La expresión de Harry era de fría neutralidad.
– Intenta controlarte, ¿de acuerdo?
– ¿Para convertirme en un robot como tú? No, gracias.
Él meneó la cabeza.
– Esto es una pérdida de tiempo. Quedarme aquí ha sido una pérdida de tiempo.
– ¡Pues vete! De todas formas, es lo que quieres hacer. Vete para que no tengas que tratar con la gorda histérica de tu mujer.
– Tal vez lo haga.
– ¡Vamos, lárgate!
– ¡Muy bien! En cuanto me despida de los niños, me marcho. -Dejó a un lado el maletín del ordenador y echó a andar.
Tracy se dejó caer en una silla y rompió a llorar. Finalmente, lo había logrado. Había acabado sacándole de sus casillas.
Dime, Tracy, ¿qué puedo hacer para que seas feliz?
Por unos segundos se preguntó si Isabel también habría hablado con él. Pero no, su pregunta había sido como un latigazo. Aun así, le habría gustado poder decirle la verdad.
Ámame, Harry. Sólo ámame como me amabas antes.
Harry encontró a su hijo mayor y a la más pequeña frente a la villa. Al bajar a Brittany de una de las estatuas que Jeremy le había animado a escalar, se dio cuenta de que estaba sudando. No podía permitir que sus hijos fuesen testigos de su ansiedad, por lo que se forzó a sonreír.
– ¿Dónde está Steffie?
– Ni idea -respondió Jeremy.
– Sentaos, chicos. Tengo que deciros una cosa.
– Te vas otra vez, ¿verdad? -Los brillantes ojos de Jeremy, del mismo color azul que los de su madre, le miraron de forma acusadora-. Vuelves a Zurich, y mamá y tú os vais a divorciar.
– No vamos a divorciarnos. -Pero ése era el siguiente paso lógico, y a Harry le dolía tanto el pecho que apenas podía respirar-. Tengo que volver al trabajo, eso es todo.
Jeremy le miró como si su padre hubiese apagado el sol.
– No es nada importante. En serio.
Harry los tomó en brazos a los dos y les llevó hasta un banco, donde les explicó todo, a excepción de lo que no les había dicho cuando los tenía cerca, tanto allí como en Zurich.
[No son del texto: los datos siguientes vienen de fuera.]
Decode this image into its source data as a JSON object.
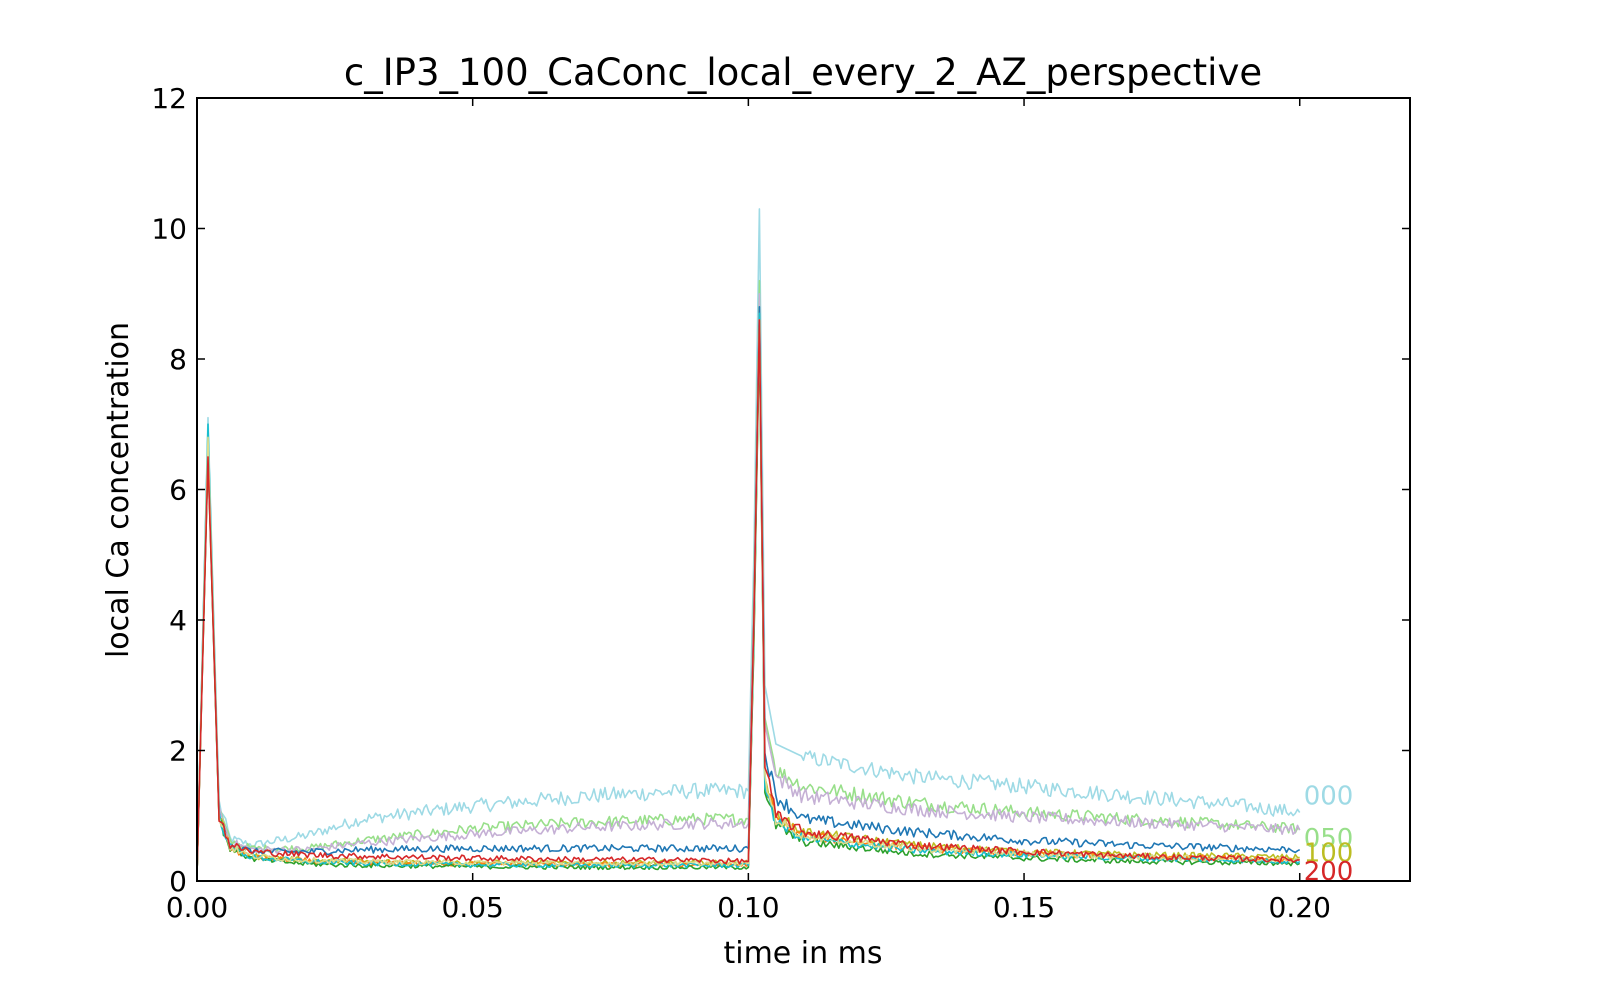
{
  "chart_data": {
    "type": "line",
    "title": "c_IP3_100_CaConc_local_every_2_AZ_perspective",
    "xlabel": "time in ms",
    "ylabel": "local Ca concentration",
    "xlim": [
      0.0,
      0.22
    ],
    "ylim": [
      0,
      12
    ],
    "xticks": [
      "0.00",
      "0.05",
      "0.10",
      "0.15",
      "0.20"
    ],
    "yticks": [
      "0",
      "2",
      "4",
      "6",
      "8",
      "10",
      "12"
    ],
    "grid": false,
    "legend": "none",
    "series": [
      {
        "color": "#9edae5",
        "end_label": "000",
        "x": [
          0.0,
          0.002,
          0.004,
          0.006,
          0.01,
          0.02,
          0.03,
          0.05,
          0.07,
          0.09,
          0.1,
          0.101,
          0.102,
          0.103,
          0.105,
          0.11,
          0.13,
          0.15,
          0.17,
          0.19,
          0.2
        ],
        "y": [
          0.1,
          7.1,
          1.2,
          0.65,
          0.55,
          0.7,
          0.95,
          1.15,
          1.3,
          1.38,
          1.38,
          5.0,
          10.3,
          3.0,
          2.1,
          1.9,
          1.6,
          1.45,
          1.3,
          1.15,
          1.05
        ]
      },
      {
        "color": "#98df8a",
        "end_label": "050",
        "x": [
          0.0,
          0.002,
          0.004,
          0.006,
          0.01,
          0.02,
          0.03,
          0.05,
          0.07,
          0.09,
          0.1,
          0.101,
          0.102,
          0.103,
          0.105,
          0.11,
          0.13,
          0.15,
          0.17,
          0.19,
          0.2
        ],
        "y": [
          0.1,
          6.9,
          1.1,
          0.6,
          0.5,
          0.5,
          0.62,
          0.8,
          0.9,
          0.95,
          0.95,
          4.5,
          9.2,
          2.5,
          1.7,
          1.45,
          1.2,
          1.05,
          0.95,
          0.85,
          0.8
        ]
      },
      {
        "color": "#c5b0d5",
        "end_label": "",
        "x": [
          0.0,
          0.002,
          0.004,
          0.006,
          0.01,
          0.02,
          0.03,
          0.05,
          0.07,
          0.09,
          0.1,
          0.101,
          0.102,
          0.103,
          0.105,
          0.11,
          0.13,
          0.15,
          0.17,
          0.19,
          0.2
        ],
        "y": [
          0.1,
          6.8,
          1.1,
          0.6,
          0.48,
          0.48,
          0.58,
          0.72,
          0.82,
          0.88,
          0.88,
          4.3,
          9.0,
          2.4,
          1.6,
          1.3,
          1.1,
          0.98,
          0.9,
          0.82,
          0.78
        ]
      },
      {
        "color": "#1f77b4",
        "end_label": "",
        "x": [
          0.0,
          0.002,
          0.004,
          0.006,
          0.01,
          0.02,
          0.03,
          0.05,
          0.07,
          0.09,
          0.1,
          0.101,
          0.102,
          0.103,
          0.105,
          0.11,
          0.13,
          0.15,
          0.17,
          0.19,
          0.2
        ],
        "y": [
          0.1,
          6.7,
          1.0,
          0.55,
          0.45,
          0.45,
          0.48,
          0.5,
          0.5,
          0.5,
          0.5,
          4.0,
          8.8,
          2.0,
          1.3,
          0.95,
          0.75,
          0.62,
          0.55,
          0.5,
          0.48
        ]
      },
      {
        "color": "#bcbd22",
        "end_label": "100",
        "x": [
          0.0,
          0.002,
          0.004,
          0.006,
          0.01,
          0.02,
          0.03,
          0.05,
          0.07,
          0.09,
          0.1,
          0.101,
          0.102,
          0.103,
          0.105,
          0.11,
          0.13,
          0.15,
          0.17,
          0.19,
          0.2
        ],
        "y": [
          0.1,
          6.6,
          1.0,
          0.5,
          0.38,
          0.32,
          0.3,
          0.28,
          0.28,
          0.28,
          0.28,
          3.8,
          8.6,
          1.6,
          1.0,
          0.75,
          0.55,
          0.45,
          0.4,
          0.38,
          0.36
        ]
      },
      {
        "color": "#ff7f0e",
        "end_label": "",
        "x": [
          0.0,
          0.002,
          0.004,
          0.006,
          0.01,
          0.02,
          0.03,
          0.05,
          0.07,
          0.09,
          0.1,
          0.101,
          0.102,
          0.103,
          0.105,
          0.11,
          0.13,
          0.15,
          0.17,
          0.19,
          0.2
        ],
        "y": [
          0.1,
          6.6,
          1.0,
          0.5,
          0.36,
          0.3,
          0.28,
          0.26,
          0.25,
          0.25,
          0.25,
          3.7,
          8.5,
          1.5,
          0.95,
          0.7,
          0.5,
          0.42,
          0.37,
          0.35,
          0.33
        ]
      },
      {
        "color": "#2ca02c",
        "end_label": "",
        "x": [
          0.0,
          0.002,
          0.004,
          0.006,
          0.01,
          0.02,
          0.03,
          0.05,
          0.07,
          0.09,
          0.1,
          0.101,
          0.102,
          0.103,
          0.105,
          0.11,
          0.13,
          0.15,
          0.17,
          0.19,
          0.2
        ],
        "y": [
          0.1,
          6.5,
          0.95,
          0.5,
          0.34,
          0.26,
          0.24,
          0.22,
          0.21,
          0.21,
          0.21,
          3.6,
          8.4,
          1.4,
          0.85,
          0.6,
          0.42,
          0.35,
          0.3,
          0.28,
          0.27
        ]
      },
      {
        "color": "#17becf",
        "end_label": "",
        "x": [
          0.0,
          0.002,
          0.004,
          0.006,
          0.01,
          0.02,
          0.03,
          0.05,
          0.07,
          0.09,
          0.1,
          0.101,
          0.102,
          0.103,
          0.105,
          0.11,
          0.13,
          0.15,
          0.17,
          0.19,
          0.2
        ],
        "y": [
          0.1,
          7.0,
          1.0,
          0.52,
          0.36,
          0.3,
          0.27,
          0.25,
          0.24,
          0.24,
          0.24,
          3.8,
          8.7,
          1.5,
          0.9,
          0.65,
          0.47,
          0.4,
          0.35,
          0.32,
          0.3
        ]
      },
      {
        "color": "#dbdb8d",
        "end_label": "",
        "x": [
          0.0,
          0.002,
          0.004,
          0.006,
          0.01,
          0.02,
          0.03,
          0.05,
          0.07,
          0.09,
          0.1,
          0.101,
          0.102,
          0.103,
          0.105,
          0.11,
          0.13,
          0.15,
          0.17,
          0.19,
          0.2
        ],
        "y": [
          0.1,
          6.8,
          1.0,
          0.52,
          0.38,
          0.32,
          0.3,
          0.28,
          0.27,
          0.27,
          0.27,
          3.9,
          8.6,
          1.55,
          0.95,
          0.7,
          0.5,
          0.42,
          0.37,
          0.34,
          0.33
        ]
      },
      {
        "color": "#d62728",
        "end_label": "200",
        "x": [
          0.0,
          0.002,
          0.004,
          0.006,
          0.01,
          0.02,
          0.03,
          0.05,
          0.07,
          0.09,
          0.1,
          0.101,
          0.102,
          0.103,
          0.105,
          0.11,
          0.13,
          0.15,
          0.17,
          0.19,
          0.2
        ],
        "y": [
          0.1,
          6.5,
          1.0,
          0.55,
          0.45,
          0.4,
          0.38,
          0.35,
          0.33,
          0.32,
          0.3,
          4.0,
          8.6,
          1.8,
          1.0,
          0.75,
          0.55,
          0.45,
          0.38,
          0.34,
          0.32
        ]
      }
    ]
  }
}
Que no podía hacer planes ni pensar. Que no dormía bien desde hacía meses. Que las dos noches anteriores, con los niños arremolinados a su alrededor, había podido dormir un poco, pero sin llegar a ser el reposo profundo y reparador que experimentaba cuando Tracy le ponía el brazo sobre el pecho, trayéndole en sueños la suave y exótica esencia de su oscuro y vibrante cabello.